Внешнее давление на газовый пузырь передавалось ей как высота в километрах. Скорость ветра и направление, температура и ориентировочное время разгона – все это щелкало у нее в уме, как собственные мысли. Можно было ощущать смыкание‑размыкание клапанов этого существа; как сочатся его железы, как он охотно готов следовать командам.

Название у аппарата было научное, смесь греческого с латынью: nubiformis astronautica. Хотя по‑простому его называли Пузырем. Пузырь с помощью электролиза разлагал воду на кислород и водород, за счет которого и надувался. Став легче воздуха, он поднимался к границам стратосферы. И уже там, смешивая и зажигая электрохимией газы, рывком выходил на земную орбиту.

– На пердеже взлетает, – брякнула как‑то старуха Люси из бара, приветственно поднимая артритными пальцами кружку.

Туман за окном приобрел жемчужно‑белый оттенок. По руке у Милены скользнули изменчивые тени. И тут Пузырь всплыл над празднично белым ландшафтом – так неожиданно, что впору ахнуть.

И в голове раздалась музыка небес; музыка Ролфы: басовый лейтмотив, звонкий сонм ангельских голосов. Милену несло между горными грядами облаков с протоками света и затененными клубящейся синевой ущельями. «Запоминай, запоминай», – твердила она себе.
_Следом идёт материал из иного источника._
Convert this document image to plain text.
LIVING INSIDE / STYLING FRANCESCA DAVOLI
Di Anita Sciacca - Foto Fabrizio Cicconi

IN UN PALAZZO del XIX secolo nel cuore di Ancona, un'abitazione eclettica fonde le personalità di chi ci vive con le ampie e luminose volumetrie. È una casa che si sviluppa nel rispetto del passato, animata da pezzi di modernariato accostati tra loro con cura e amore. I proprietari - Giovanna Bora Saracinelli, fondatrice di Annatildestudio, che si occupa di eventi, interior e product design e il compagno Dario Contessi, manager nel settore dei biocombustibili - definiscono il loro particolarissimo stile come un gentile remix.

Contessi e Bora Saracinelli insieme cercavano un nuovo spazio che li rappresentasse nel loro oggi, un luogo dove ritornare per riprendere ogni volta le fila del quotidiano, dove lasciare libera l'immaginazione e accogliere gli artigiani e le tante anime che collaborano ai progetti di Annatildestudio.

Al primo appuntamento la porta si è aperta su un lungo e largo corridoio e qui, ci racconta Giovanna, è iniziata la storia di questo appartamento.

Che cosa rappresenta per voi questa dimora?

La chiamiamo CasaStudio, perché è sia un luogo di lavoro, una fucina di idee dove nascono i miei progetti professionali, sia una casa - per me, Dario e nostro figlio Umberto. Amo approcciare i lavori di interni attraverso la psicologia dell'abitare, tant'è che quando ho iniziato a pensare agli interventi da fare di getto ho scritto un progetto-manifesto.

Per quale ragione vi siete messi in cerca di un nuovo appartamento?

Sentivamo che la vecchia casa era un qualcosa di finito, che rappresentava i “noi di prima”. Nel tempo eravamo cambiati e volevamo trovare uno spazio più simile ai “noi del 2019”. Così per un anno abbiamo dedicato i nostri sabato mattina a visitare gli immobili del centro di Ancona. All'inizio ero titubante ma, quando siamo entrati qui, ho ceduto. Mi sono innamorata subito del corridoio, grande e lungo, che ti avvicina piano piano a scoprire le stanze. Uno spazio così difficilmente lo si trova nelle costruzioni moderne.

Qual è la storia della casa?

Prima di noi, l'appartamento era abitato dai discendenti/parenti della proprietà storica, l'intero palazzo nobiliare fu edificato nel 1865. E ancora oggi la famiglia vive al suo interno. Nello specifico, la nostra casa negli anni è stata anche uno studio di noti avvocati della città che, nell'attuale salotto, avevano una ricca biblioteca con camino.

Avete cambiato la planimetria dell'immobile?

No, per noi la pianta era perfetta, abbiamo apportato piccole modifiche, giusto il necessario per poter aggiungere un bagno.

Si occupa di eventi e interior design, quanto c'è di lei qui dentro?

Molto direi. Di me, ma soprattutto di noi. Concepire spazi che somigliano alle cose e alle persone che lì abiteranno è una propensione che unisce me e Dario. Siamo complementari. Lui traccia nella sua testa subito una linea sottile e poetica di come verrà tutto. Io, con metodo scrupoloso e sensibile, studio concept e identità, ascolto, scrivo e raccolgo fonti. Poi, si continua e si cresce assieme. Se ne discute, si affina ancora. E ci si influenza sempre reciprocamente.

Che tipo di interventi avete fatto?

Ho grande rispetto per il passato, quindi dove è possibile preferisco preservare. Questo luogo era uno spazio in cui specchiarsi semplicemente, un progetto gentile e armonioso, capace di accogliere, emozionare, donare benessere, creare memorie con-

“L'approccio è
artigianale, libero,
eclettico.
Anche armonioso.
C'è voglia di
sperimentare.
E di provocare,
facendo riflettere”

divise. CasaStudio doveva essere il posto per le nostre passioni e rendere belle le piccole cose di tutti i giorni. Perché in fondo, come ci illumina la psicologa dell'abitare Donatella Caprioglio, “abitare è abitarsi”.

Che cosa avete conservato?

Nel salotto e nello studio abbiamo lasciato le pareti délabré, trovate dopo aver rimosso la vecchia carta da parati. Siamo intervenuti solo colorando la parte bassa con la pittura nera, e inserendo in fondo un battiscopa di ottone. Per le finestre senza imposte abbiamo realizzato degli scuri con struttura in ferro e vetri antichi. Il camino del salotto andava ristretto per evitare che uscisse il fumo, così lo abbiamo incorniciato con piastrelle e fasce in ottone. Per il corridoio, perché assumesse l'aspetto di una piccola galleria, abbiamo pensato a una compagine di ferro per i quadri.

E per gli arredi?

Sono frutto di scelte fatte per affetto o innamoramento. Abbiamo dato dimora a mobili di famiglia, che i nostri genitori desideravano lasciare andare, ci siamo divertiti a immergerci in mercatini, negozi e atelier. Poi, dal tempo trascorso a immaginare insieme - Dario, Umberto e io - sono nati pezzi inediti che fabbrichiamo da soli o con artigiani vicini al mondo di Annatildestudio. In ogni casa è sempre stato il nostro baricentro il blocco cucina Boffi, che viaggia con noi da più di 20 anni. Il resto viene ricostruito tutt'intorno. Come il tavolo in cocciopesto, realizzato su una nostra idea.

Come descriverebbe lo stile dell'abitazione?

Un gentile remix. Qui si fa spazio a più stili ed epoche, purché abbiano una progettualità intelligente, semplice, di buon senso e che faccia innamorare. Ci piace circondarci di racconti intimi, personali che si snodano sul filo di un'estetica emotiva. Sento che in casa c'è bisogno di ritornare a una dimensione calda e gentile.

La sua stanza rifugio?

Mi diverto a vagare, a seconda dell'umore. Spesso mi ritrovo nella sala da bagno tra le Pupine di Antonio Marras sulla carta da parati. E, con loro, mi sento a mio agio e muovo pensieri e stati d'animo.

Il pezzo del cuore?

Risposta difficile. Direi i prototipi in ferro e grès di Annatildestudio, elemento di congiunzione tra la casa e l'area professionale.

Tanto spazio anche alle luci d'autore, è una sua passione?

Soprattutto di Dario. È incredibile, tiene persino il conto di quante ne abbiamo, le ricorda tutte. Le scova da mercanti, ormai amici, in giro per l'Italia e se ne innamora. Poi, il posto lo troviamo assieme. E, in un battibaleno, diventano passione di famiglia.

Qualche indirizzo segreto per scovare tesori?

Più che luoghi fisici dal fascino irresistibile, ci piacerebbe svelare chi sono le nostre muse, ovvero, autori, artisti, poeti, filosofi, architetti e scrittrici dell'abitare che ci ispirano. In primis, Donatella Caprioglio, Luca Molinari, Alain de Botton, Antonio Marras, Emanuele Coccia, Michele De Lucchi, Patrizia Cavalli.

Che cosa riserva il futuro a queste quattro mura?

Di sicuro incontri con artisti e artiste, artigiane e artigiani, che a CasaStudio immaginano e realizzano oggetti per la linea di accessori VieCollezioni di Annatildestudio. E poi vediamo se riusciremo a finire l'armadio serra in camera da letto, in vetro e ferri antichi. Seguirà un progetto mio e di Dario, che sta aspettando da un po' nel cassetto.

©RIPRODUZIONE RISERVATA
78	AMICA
Под музыку Ролфы она взмывала все выше и выше. Внизу расстилались облачные равнины, на вид такие плотные, что казалось, можно по ним разгуливать. Сами собой складывались береговые очертания, бухты и заливчики – все это среди необъятного воздушного океана, изобилующего дрейфующими белыми айсбергами и островами. Солнце за окном играло на ледяных кристаллах. Было заметно, как среди них что‑то покачивается, будто приплясывая. В воздухе ниточками вились паутинки с танцующими воздушными паучками – тоже чем‑то напоминающими формой Пузырь. Как будто вселенная имела вид матрешки, скрывая самую мелкую сущность в другой, покрупнее, и так без конца.

А небо наверху между тем становилось уже не синим, а лиловым. Пузырю пора было готовиться к рывку.

«Давай», – мысленно велела Милена, и Пузырь пошел ходуном под свой внутренний танец, гулко ухая сердцем, открывая одни полости, закрывая другие. Чувствовалось, как костяной решеткой смыкается вокруг них его оболочка. И по мере того, как закрывались глаза аппарата, достигла пика чистилища музыка Ролфы, расставаясь с Землей. Ролфы с Миленой не было, и уже не будет, останется лишь музыка, извечно напоминая о ней самим ее отсутствием.

Языки плоти обернулись вокруг Милены, прочно удерживая ее на месте. Чувствовалось, как Пузырь нагнетает в себе силу для рывка. Обод где‑то на голове сдавливал, как тугой воротник сдавливает непомерно разбухшую шею.

«Я не член Партии, – думала она, – но обращаются со мной так, будто я из их числа. Я не считана, и им это известно. Меня так и не считали, но сделали Терминалом. Я им для чего‑то нужна».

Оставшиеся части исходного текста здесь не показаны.